Stewart started acting at nine and insists there was "never a grand plan", either to pursue a film career (her parents are both in the business) or to manage it once begun. Her Australian mother Jules is a script supervisor preparing to direct her first film K-11 (starring Stewart), her father John a TV producer. When a talent scout spotted Stewart in her school's Christmas play, her parents grimaced.
"They said, 'We don't want to be stage-mums'," recalls their daughter with a smirk. Her father was particularly dispirited at the prospect. "He was a stage manager then and was like, 'oh my God, I don't want my kid doing this'."
Their contrary pre-teen was having none of it. "My parents were reluctant and I think I just remembered thinking: 'Actually that might be really cool. I might want to go on a few auditions. I might work.'" She auditioned relentlessly for a year without booking a single job. "It took a really long time until I was totally over it and then came my last audition. I went to it and I didn't even want to. My mum said: 'Well, this is the last one. You don't have to go to any more.' And that was the first movie I got."
The Safety of Objects, released in 2001, starred a veritable Who's Who of leading ladies sure to make an enormous impression on a wide-eyed nine-year-old, including Glenn Close and Patricia Clarkson, who played her mother. The following year Stewart won the role of Jodie Foster's daughter in Panic Room, an experience which cemented her belief she was doing the right thing.
"I think being 10 years old on one of my first movies and spending a month on it with Jodie Foster had an enormous effect on the way I work, probably unbeknownst to me at the time. At least in retrospect, I noticed it. Jodie Foster is the only one who totally shines out in my mind who really taught me a lot."
When she was 12, and working regularly, Stewart left school to be homeschooled by her mother. "I loved it. Independent study is for me." She worked consistently throughout her teens in films from gritty independents like 2004's Undertow opposite Jamie Bell, the Jon Favreau-directed comedy Zathura: A Space Adventure, horror film The Messengers and then 2007's Into The Wild, Sean Penn's mellifluous film version of Jon Krakauer's profound book about Christopher McCandless.

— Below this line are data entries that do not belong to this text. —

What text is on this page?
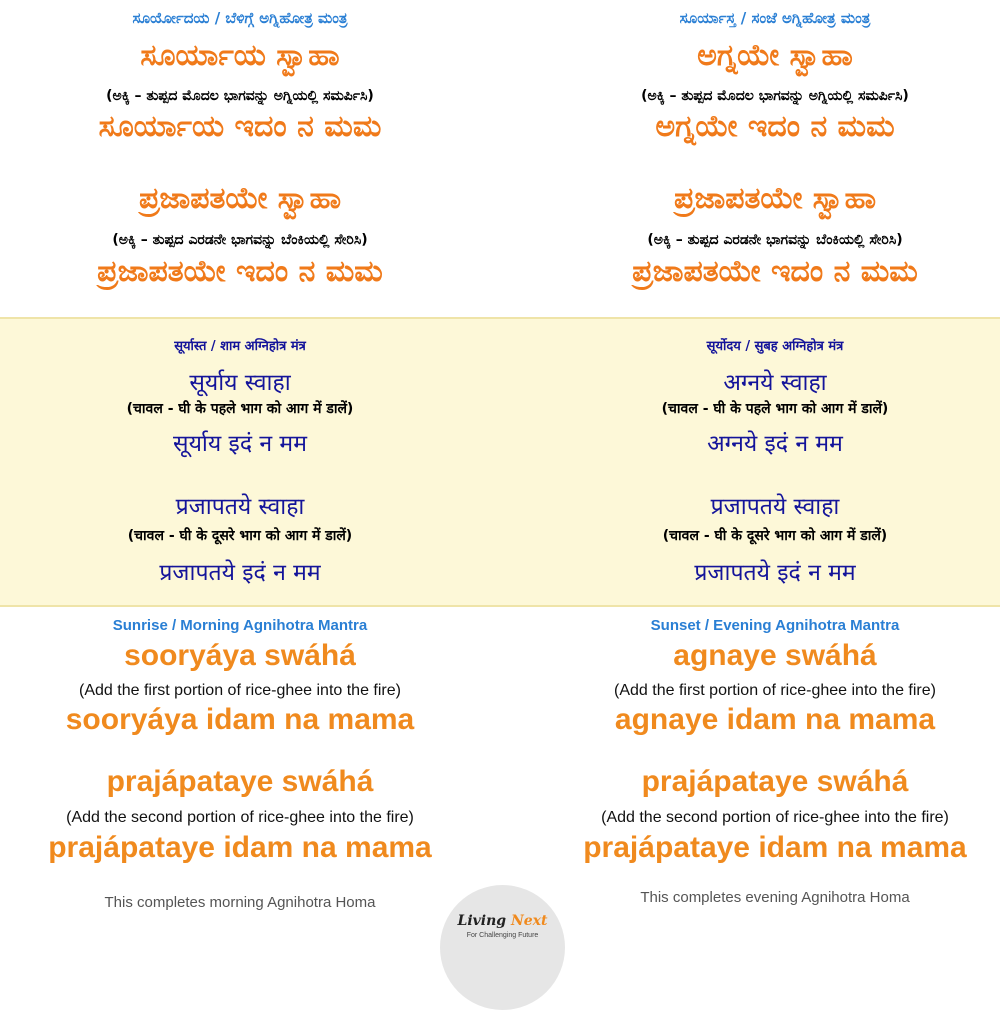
ಸೂರ್ಯೋದಯ / ಬೆಳಿಗ್ಗೆ ಅಗ್ನಿಹೋತ್ರ ಮಂತ್ರ

ಸೂರ್ಯಾಯ ಸ್ವಾಹಾ

(ಅಕ್ಕಿ – ತುಪ್ಪದ ಮೊದಲ ಭಾಗವನ್ನು ಅಗ್ನಿಯಲ್ಲಿ ಸಮರ್ಪಿಸಿ)

ಸೂರ್ಯಾಯ ಇದಂ ನ ಮಮ

ಪ್ರಜಾಪತಯೇ ಸ್ವಾಹಾ

(ಅಕ್ಕಿ – ತುಪ್ಪದ ಎರಡನೇ ಭಾಗವನ್ನು ಬೆಂಕಿಯಲ್ಲಿ ಸೇರಿಸಿ)

ಪ್ರಜಾಪತಯೇ ಇದಂ ನ ಮಮ

ಸೂರ್ಯಾಸ್ತ / ಸಂಜೆ ಅಗ್ನಿಹೋತ್ರ ಮಂತ್ರ

ಅಗ್ನಯೇ ಸ್ವಾಹಾ

(ಅಕ್ಕಿ – ತುಪ್ಪದ ಮೊದಲ ಭಾಗವನ್ನು ಅಗ್ನಿಯಲ್ಲಿ ಸಮರ್ಪಿಸಿ)

ಅಗ್ನಯೇ ಇದಂ ನ ಮಮ

ಪ್ರಜಾಪತಯೇ ಸ್ವಾಹಾ

(ಅಕ್ಕಿ – ತುಪ್ಪದ ಎರಡನೇ ಭಾಗವನ್ನು ಬೆಂಕಿಯಲ್ಲಿ ಸೇರಿಸಿ)

ಪ್ರಜಾಪತಯೇ ಇದಂ ನ ಮಮ

सूर्यास्त / शाम अग्निहोत्र मंत्र

सूर्याय स्वाहा

(चावल - घी के पहले भाग को आग में डालें)

सूर्याय इदं न मम

प्रजापतये स्वाहा

(चावल - घी के दूसरे भाग को आग में डालें)

प्रजापतये इदं न मम

सूर्योदय / सुबह अग्निहोत्र मंत्र

अग्नये स्वाहा

(चावल - घी के पहले भाग को आग में डालें)

अग्नये इदं न मम

प्रजापतये स्वाहा

(चावल - घी के दूसरे भाग को आग में डालें)

प्रजापतये इदं न मम

Sunrise / Morning Agnihotra Mantra

sooryáya swáhá

(Add the first portion of rice-ghee into the fire)

sooryáya idam na mama

prajápataye swáhá

(Add the second portion of rice-ghee into the fire)

prajápataye idam na mama

This completes morning Agnihotra Homa

Sunset / Evening Agnihotra Mantra

agnaye swáhá

(Add the first portion of rice-ghee into the fire)

agnaye idam na mama

prajápataye swáhá

(Add the second portion of rice-ghee into the fire)

prajápataye idam na mama

This completes evening Agnihotra Homa

Living Next
For Challenging Future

On film sets now, Stewart – like Twilight co-star Robert Pattinson – is delivered from take to take under a gigantic golf umbrella to deter paparazzi and fans alike. The call-sheet from those sets, the one delivered daily to the cast and crew employed on a film, lists her under a pseudonym. And she cannot set foot in public, particularly with Pattinson, without the event being disseminated in its entirety from teen fan-sites to snarky grown-up publications.

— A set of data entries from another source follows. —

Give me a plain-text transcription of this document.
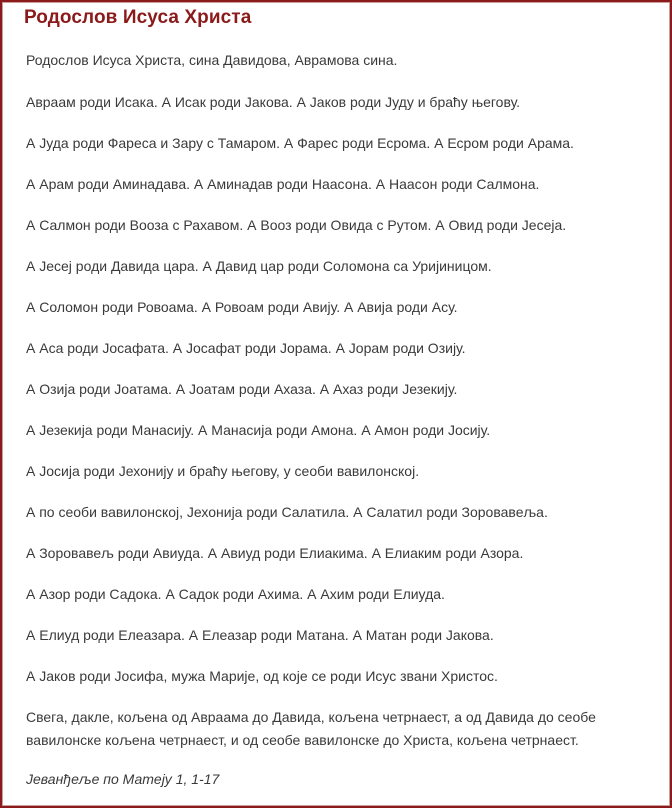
Родослов Исуса Христа

Родослов Исуса Христа, сина Давидова, Аврамова сина.

Авраам роди Исака. А Исак роди Јакова. А Јаков роди Јуду и браћу његову.

А Јуда роди Фареса и Зару с Тамаром. А Фарес роди Есрома. А Есром роди Арама.

А Арам роди Аминадава. А Аминадав роди Наасона. А Наасон роди Салмона.

А Салмон роди Вооза с Рахавом. А Вооз роди Овида с Рутом. А Овид роди Јесеја.

А Јесеј роди Давида цара. А Давид цар роди Соломона са Уријиницом.

А Соломон роди Ровоама. А Ровоам роди Авију. А Авија роди Асу.

А Аса роди Јосафата. А Јосафат роди Јорама. А Јорам роди Озију.

А Озија роди Јоатама. А Јоатам роди Ахаза. А Ахаз роди Језекију.

А Језекија роди Манасију. А Манасија роди Амона. А Амон роди Јосију.

А Јосија роди Јехонију и браћу његову, у сеоби вавилонској.

А по сеоби вавилонској, Јехонија роди Салатила. А Салатил роди Зоровавеља.

А Зоровавељ роди Авиуда. А Авиуд роди Елиакима. А Елиаким роди Азора.

А Азор роди Садока. А Садок роди Ахима. А Ахим роди Елиуда.

А Елиуд роди Елеазара. А Елеазар роди Матана. А Матан роди Јакова.

А Јаков роди Јосифа, мужа Марије, од које се роди Исус звани Христос.

Свега, дакле, кољена од Авраама до Давида, кољена четрнаест, а од Давида до сеобе вавилонске кољена четрнаест, и од сеобе вавилонске до Христа, кољена четрнаест.

Јеванђеље по Матеју 1, 1-17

Do she and Pattinson ever compare notes on the Twilight phenomenon? "The funny thing is we haven't really talked about it. Although we can commiserate and be like, 'ugh, it's crazy'."
The second Twilight film, New Moon, is released in November, and Stewart is excited that it will be "more tragic". But mostly, she is excited at her character's progression. "Over the course of these four movies Bella has to change. I'm not ruining it for anybody in saying that she and Edward end up together. In the first one he's very much a man and she's very much a child so she needs to become a more formidable partner. We're working on that."
The evolution of Kristen Stewart is also a formidable prospect.